Monumental was founded by al Khafaji and chief technology officer Sebastiaan Visser. The pair previously founded data visualisation company Silk, which Palantir ‘acqui-hired’ in 2016.
Ironically, Monumental has ended up applying a version of Palantir’s forward-deployed engineering model to construction, putting Monumental’s engineers and robots directly onto customer sites rather than developing machinery in isolation and handing it over to contractors.
Any competitors? Not many
Al Khafaji claims he does not believe Monumental currently has a close competitor operating at a similar deployment scale in automated brick and block construction.
But perhaps the most direct UK comparison might be Construction Automation, which has developed the Automated Bricklaying Robot, or ABLR. This track-mounted system works with conventional bricks, blocks and mortar and has secured NHBC acceptance. However, the company still describes itself as working with housebuilders and supply-chain partners to bring the system to the wider market.

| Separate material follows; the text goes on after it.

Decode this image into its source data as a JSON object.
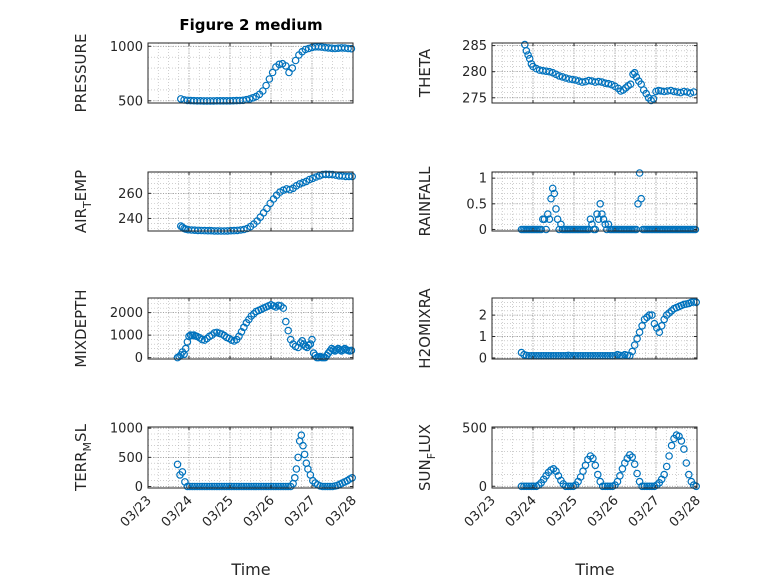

Also, while US-based Construction Robotics pioneered the SAM100 semi-automated bricklaying machine, its current business is centred on MULE material-handling systems that help construction workers lift and position heavy blocks, making it primarily a labour-assistance company rather than an autonomous subcontractor.
In the US, better-funded construction robotics companies, including Built Robotics, Bedrock Robotics and TerraFirma, are concentrating mainly on earthworks, excavation and infrastructure preparation.